The best hope for addressing all of these risks is new trade agreements that maintain an open trading system. There are some positive developments here. China has reached an agreement with ASEAN plus Australia, Japan, New Zealand, and South Korea on a Regional Comprehensive Economic Program. This is not a particularly deep agreement, but it should allow duty-free movement of parts and components, making Asia-Pacific supply chains more predictable and resilient. The Trans-Pacific Partnership (TPP) has also gone ahead and is setting new standards for cross-border data flows, investment, intellectual property rights (IPR) protection, and subsidies. The African Continental Free Trade Area will link 1.3 billion people in 55 countries. Tariffs are not particularly high in Africa so most of the benefit comes from cutting red tape and simplifying customs procedures.5
While these various regional agreements are better than nothing, they risk dividing the world up into different clubs with different rules. Also, the U.S. is not participating in any of them. The ideal in the long run should be an updated WTO agreement that deals with the new issues of cross-border data flows, services, IPR protection, and state enterprises. Intermediate steps could include the U.S. and China (and others) joining TPP or simply a comprehensive trade agreement between China and the United States. This will be politically difficult for any U.S. administration, but it is good policy, nevertheless.
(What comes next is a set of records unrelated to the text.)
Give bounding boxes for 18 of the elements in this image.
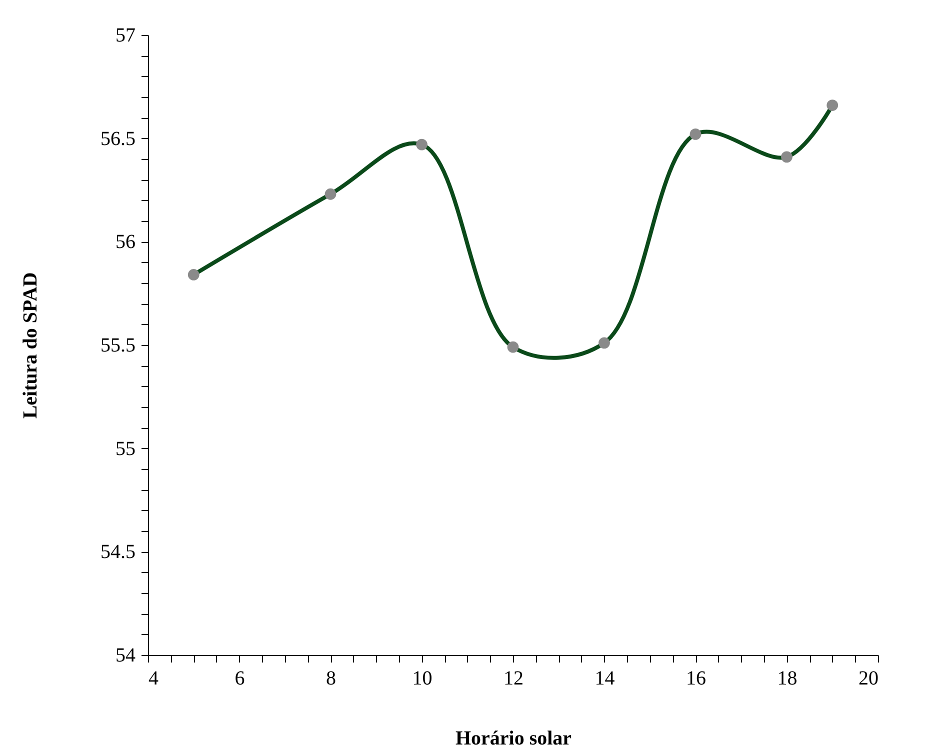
x-tick-label: 14 (594, 668, 615, 690)
x-tick-label: 16 (686, 668, 706, 690)
y-tick-label: 55 (116, 438, 136, 460)
y-tick-label: 54 (116, 644, 136, 666)
y-tick-label: 57 (116, 24, 136, 46)
y-tick-label: 55.5 (100, 334, 136, 356)
x-tick-label: 6 (234, 668, 245, 690)
x-tick-label: 20 (858, 668, 878, 690)
x-tick-label: 10 (412, 668, 432, 690)
x-tick-label: 12 (504, 668, 524, 690)
x-tick-label: 4 (148, 668, 158, 690)
y-axis-title: Leitura do SPAD (20, 272, 42, 419)
x-tick-label: 8 (326, 668, 336, 690)
y-tick-label: 56 (116, 231, 136, 254)
x-tick-label: 18 (777, 668, 798, 690)
x-axis-title: Horário solar (455, 728, 572, 750)
y-tick-label: 56.5 (100, 128, 136, 150)
y-tick-label: 54.5 (100, 541, 136, 564)
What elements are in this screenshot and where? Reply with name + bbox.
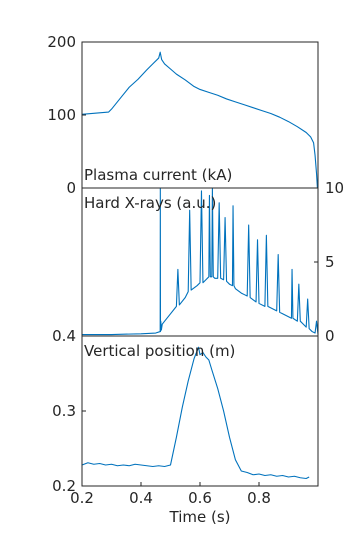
panel-label-3: Vertical position (m) [84,342,235,360]
series-line-3-1 [81,346,310,480]
panel-label-1: Plasma current (kA) [84,166,232,184]
y-tick-label: 100 [47,106,76,124]
y-tick-label: 5 [325,253,335,271]
series-line-1-1 [81,51,318,189]
y-tick-label: 0.3 [52,402,76,420]
y-tick-label: 0.4 [52,327,76,345]
y-tick-label: 200 [47,33,76,51]
x-tick-label: 0.6 [188,489,212,507]
x-tick-label: 0.4 [129,489,153,507]
panel-3: 0.2 0.3 0.4 0.2 0.4 0.6 0.8 Vertical position (… [52,327,319,526]
x-tick-label: 0.8 [247,489,271,507]
y-tick-label: 0.2 [52,477,76,495]
panel-label-2: Hard X-rays (a.u.) [84,194,216,212]
y-tick-label: 10 [325,179,344,197]
y-tick-label: 0 [66,179,76,197]
series-line-2-1 [82,187,319,336]
y-tick-label: 0 [325,327,335,345]
x-axis-label: Time (s) [169,508,231,526]
x-tick-label: 0.2 [70,489,94,507]
panels: 0 100 200 Plasma current (kA) 0 5 10 Hard X-ray… [47,33,344,526]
In the short run it also would help to resist the worst protectionist ideas arising from national security concerns. Countries such as the U.S. need to do a better job of preparing for the next pandemic (and other global shocks). But the solution is not to produce everything at home. This will prove to be very costly and will deprive developing countries of production and trading opportunities. For many products such as protective gear, simple medical equipment, and pharmaceuticals, the cost-effective policy will be to have adequate stockpiles. This provides insurance if there is a crisis and problems with global supply chains. Domestic production of these items can be developed quickly if needed; this would be more economic than requiring domestic production in perpetuity, which will be an expensive proposition. This is true for the U.S. and even more important for smaller economies.
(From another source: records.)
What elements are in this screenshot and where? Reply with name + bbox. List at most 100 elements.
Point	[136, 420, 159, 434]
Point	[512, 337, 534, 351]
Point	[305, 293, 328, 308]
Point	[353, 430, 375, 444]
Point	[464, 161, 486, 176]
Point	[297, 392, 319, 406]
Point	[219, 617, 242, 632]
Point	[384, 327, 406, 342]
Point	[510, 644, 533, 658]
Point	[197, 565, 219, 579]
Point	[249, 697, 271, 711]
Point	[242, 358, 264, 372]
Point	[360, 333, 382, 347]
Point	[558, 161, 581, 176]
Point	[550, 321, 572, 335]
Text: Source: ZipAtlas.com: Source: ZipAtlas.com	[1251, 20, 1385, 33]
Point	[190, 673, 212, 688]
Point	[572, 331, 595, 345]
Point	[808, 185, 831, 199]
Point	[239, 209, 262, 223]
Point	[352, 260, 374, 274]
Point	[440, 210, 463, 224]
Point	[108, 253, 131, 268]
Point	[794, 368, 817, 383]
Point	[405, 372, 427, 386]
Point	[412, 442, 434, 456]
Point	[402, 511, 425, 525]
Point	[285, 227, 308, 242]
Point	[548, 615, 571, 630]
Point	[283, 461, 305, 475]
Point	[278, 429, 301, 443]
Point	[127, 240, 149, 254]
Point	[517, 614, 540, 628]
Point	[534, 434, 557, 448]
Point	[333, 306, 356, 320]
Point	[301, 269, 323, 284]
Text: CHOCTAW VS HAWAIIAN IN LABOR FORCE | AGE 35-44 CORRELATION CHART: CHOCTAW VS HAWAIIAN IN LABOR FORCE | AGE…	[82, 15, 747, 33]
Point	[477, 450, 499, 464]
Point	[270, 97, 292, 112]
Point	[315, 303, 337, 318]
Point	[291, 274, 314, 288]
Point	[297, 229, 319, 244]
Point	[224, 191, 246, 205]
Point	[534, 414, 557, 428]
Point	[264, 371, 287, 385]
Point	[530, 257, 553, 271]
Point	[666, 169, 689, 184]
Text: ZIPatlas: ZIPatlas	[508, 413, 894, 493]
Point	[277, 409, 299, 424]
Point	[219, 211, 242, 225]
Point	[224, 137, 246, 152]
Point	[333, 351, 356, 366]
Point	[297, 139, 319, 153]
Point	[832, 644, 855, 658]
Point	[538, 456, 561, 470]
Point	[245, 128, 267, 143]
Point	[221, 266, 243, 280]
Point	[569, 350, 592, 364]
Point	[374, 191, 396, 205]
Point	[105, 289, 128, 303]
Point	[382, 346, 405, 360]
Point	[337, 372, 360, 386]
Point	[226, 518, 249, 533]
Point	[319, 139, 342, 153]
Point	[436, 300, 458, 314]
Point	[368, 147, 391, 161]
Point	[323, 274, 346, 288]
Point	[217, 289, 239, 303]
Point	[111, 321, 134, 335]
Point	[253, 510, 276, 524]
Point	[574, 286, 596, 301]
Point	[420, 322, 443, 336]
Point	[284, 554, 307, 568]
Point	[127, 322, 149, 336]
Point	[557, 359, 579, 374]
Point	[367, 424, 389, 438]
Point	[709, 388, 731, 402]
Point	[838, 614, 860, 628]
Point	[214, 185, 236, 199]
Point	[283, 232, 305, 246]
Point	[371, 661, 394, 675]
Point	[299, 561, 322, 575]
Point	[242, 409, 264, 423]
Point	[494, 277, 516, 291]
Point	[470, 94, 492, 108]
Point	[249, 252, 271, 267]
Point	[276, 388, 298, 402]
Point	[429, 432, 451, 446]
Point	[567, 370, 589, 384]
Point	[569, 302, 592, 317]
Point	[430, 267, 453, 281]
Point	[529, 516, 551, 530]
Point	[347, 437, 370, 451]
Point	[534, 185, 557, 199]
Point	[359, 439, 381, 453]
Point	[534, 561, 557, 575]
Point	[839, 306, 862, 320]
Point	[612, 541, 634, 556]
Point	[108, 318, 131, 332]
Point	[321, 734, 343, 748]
The danger of rising protectionism also extends to immigration. As noted, there will be rising demand for migrant labor in the U.S. and other advanced economies as populations age and demand more of various services. Welcoming more immigrants could be win-win and in part substitute for the potential decline in goods trade. Remittances sent back to families are crucial for many developing countries. But it would take more openness than we currently observe in the U.S., Europe, and Japan to realize these win-win outcomes.